BY THE PRINCIPAL MAGISTRATE AT NKUBU IN CRIMINAL CASE NO 1062 OF 2019

PATRICK NKUNJA....................................................................APPLICANT

VERSUS

DIRECTOR OF PUBLIC PROSECUTION........................RESPONDENT

JUDGMENT

1. Patrick Nkunja was charged at Nkubu Principal Magistrate Court in Criminal Case No. 1062 of 2019, with the offence of cutting down crop of cultivated produce contrary to section 334 (a) of the Penal Code.

2. It was alleged that on 13/8/2019 at around 7. 30 at about 7. 30 am at Kothine sub-location in Imenti North Sub-county, Meru County the accused being a cousin to the complainant’s husband who is now deceased, went to the complainant’s shamba and cut down her plants worth Ksh. 171,000.

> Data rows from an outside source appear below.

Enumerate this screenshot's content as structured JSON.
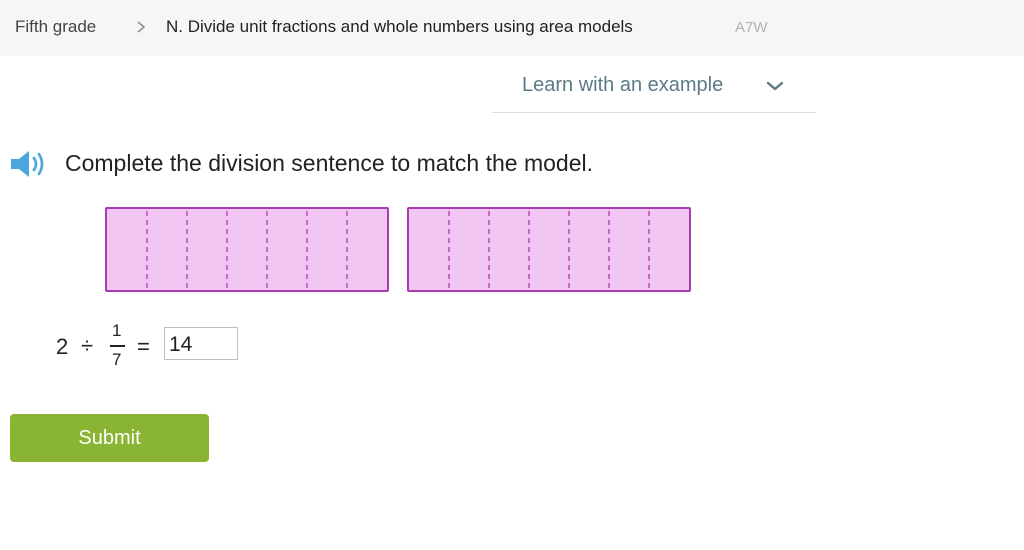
{
  "breadcrumb": {
    "grade": "Fifth grade",
    "skill": "N. Divide unit fractions and whole numbers using area models",
    "code": "A7W"
  },
  "learn": {
    "label": "Learn with an example"
  },
  "question": {
    "prompt": "Complete the division sentence to match the model.",
    "model": {
      "wholes": 2,
      "parts_per_whole": 7,
      "fill_color": "#f2c6f2",
      "border_color": "#a83db1"
    },
    "equation": {
      "whole": "2",
      "divide_sign": "÷",
      "fraction_numerator": "1",
      "fraction_denominator": "7",
      "equals_sign": "="
    },
    "answer_value": "14"
  },
  "actions": {
    "submit_label": "Submit"
  },
  "colors": {
    "submit": "#8ab534",
    "speaker": "#4aa6dd",
    "link": "#5b7a86"
  }
}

3. The applicant pleaded guilty to the charges. The facts were read to him and he admitted them to be true. He was then convicted and sentenced to a fine of Ksh 200,000/= and in default to serve 2 years’ imprisonment.

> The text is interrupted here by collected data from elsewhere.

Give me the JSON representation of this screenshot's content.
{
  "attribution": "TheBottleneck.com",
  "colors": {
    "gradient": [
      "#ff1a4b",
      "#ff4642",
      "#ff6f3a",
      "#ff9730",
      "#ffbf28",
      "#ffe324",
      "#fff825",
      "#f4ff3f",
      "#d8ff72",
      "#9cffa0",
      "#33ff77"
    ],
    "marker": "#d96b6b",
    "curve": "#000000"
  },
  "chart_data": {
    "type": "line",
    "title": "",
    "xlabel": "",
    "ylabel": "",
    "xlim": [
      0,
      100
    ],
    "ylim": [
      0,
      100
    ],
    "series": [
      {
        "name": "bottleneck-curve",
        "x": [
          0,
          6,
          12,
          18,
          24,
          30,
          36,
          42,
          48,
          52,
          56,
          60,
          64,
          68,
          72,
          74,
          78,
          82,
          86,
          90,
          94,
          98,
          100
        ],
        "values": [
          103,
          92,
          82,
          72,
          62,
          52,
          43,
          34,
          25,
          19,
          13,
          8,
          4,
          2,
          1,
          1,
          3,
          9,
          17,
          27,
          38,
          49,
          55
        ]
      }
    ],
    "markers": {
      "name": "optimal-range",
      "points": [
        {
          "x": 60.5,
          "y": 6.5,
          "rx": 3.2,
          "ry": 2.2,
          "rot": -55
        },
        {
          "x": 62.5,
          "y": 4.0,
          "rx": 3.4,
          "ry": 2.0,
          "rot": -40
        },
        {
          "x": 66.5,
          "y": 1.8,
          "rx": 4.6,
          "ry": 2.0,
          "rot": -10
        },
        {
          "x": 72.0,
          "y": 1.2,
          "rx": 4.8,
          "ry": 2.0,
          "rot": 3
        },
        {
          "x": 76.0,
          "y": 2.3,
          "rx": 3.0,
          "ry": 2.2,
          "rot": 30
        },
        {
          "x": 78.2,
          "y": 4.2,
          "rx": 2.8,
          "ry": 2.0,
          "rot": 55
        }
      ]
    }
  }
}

4. The applicant was aggrieved by the conviction and sentence and he applied for revision thereto.  According to the applicants supporting affidavit dated 10/12/2019, he told the court that he mistakenly pleaded to the charge, as he did not have counsel and the decision he made was out of fear and despair not aware of the consequences. The investigating officer made him think that he had committed an offence and no matter how he pleaded he would face the consequences. He argued that, prior to being arraigned in court there was a dispute on ownership of the suit land with the complainant. Since childhood he has been in possession and utilization of the suit land where the crops had been planted.

5. He took the view that the charge was defective because it did not disclose the offence of cutting down of cultivated produce contrary to section 334 (a) of the Penal code. Furthermore, he stated that there was no report of the agricultural officer, and the said crops even if quantified would not attract a sum of Kshs. 500.

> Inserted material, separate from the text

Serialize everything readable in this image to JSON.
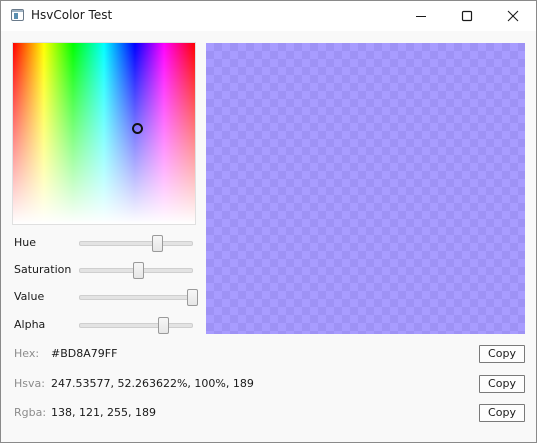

ANALYSIS AND DETERMINATION

6. I have carefully perused the application, the supporting affidavit and the original record. This is a revision application. The Applicant has invoked the supervisory jurisdiction of the court conferred under article 165(6) & (7) of the Constitution as stated below:

(6) The High Court has supervisory jurisdiction over the subordinate courts and over any person, body or authority exercising a judicial or quasi-judicial function, but not over a superior court.

(7)  For the purposes of clause (6), the High Court may call for the record of any proceedings before any subordinate court or person, body or authority referred to in clause (6), and may make any order or give any direction it considers appropriate to ensure the fair administration of justice.

7. The broader objective of supervisory jurisdiction is to ensure fair administration of justice. But for purposes of revision, Section 362 of the Criminal Procedure Code hemps the scope of the revision jurisdiction of the court as follows: -

“The High Court may call for and examine the record of any criminal proceedings before any subordinate court for the purpose of satisfying itself as to the correctness, legality or propriety of any finding, sentence or order recorded or passed and as to the regularity of any proceedings of any such subordinate court”

8. The legality or propriety of plea and regularity of the proceedings of the trial court are in issue here. The Applicant alleges coercion and ignorance when he took the plea. He stated that he was not represented by legal counsel. And, that the totality of these shortcomings was that the plea was not unequivocal. The record shows that the charges were read and explained to the applicant in a language which he understood. Thereafter the particulars of the charge were read in which he answered “the facts as stated are true”. The applicant was also given an opportunity to mitigate and tendered his mitigation.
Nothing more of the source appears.